Élections 2024: l'Europe entame un virage vers la droite dure

Le PPE (démocratie chrétienne), le parti de la présidente de la Commission européenne, Ursula von der Leyen, remporte les élections européennes, sur fond de percée de l'extrême droite. ©REUTERS

L'extrême droite confirme sa percée en Europe. Les démocrates-chrétiens, en tête du scrutin, appellent les sociaux démocrates et les libéraux à créer une coalition. La "vague verte" enregistrée en 2019 s'est tarie.

Plus de 360 millions d'électeurs étaient appelés à voter dans les 27 pays membres de l'Union européenne (UE) pour élire les 720 membres du Parlement européen, la plus grande assemblée démocratique du monde. Mais, dans les faits, à peine un électeur européen sur deux s'est déplacé, le taux de participation atteignant les 51%, selon le porte-parole du Parlement européen Jaume Duch.

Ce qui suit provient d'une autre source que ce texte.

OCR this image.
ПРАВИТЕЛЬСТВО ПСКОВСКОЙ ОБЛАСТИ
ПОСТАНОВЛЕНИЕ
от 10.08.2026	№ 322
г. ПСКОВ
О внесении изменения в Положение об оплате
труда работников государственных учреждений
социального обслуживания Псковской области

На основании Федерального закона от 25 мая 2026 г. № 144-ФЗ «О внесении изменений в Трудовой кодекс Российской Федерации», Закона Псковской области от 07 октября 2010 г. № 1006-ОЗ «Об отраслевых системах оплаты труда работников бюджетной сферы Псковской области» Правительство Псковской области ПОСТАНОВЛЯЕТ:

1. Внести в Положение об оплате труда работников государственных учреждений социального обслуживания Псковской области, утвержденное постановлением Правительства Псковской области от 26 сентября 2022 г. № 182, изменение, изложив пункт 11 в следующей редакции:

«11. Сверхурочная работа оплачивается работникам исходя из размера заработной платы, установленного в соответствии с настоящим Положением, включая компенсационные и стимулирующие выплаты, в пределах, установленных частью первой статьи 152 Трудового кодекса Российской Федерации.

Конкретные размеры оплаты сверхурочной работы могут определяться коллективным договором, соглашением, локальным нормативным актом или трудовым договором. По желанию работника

"On peut dire, en première analyse, que le paysage politique européen s'oriente vers la droite dure."

Benjamin Biard
Politologue au CRISP

Selon les résultats provisoires mis à jour ce lundi vers 15 heures, la démocratie-chrétienne (PPE) reste la première famille politique européenne, comme c'est le cas depuis des décennies, en obtenant 186 députés, soit dix de plus par rapport à 2019. La présidente de la Commission européenne, Ursula von der Leyen, est pratiquement assurée d'être reconduite pour un nouveau mandat.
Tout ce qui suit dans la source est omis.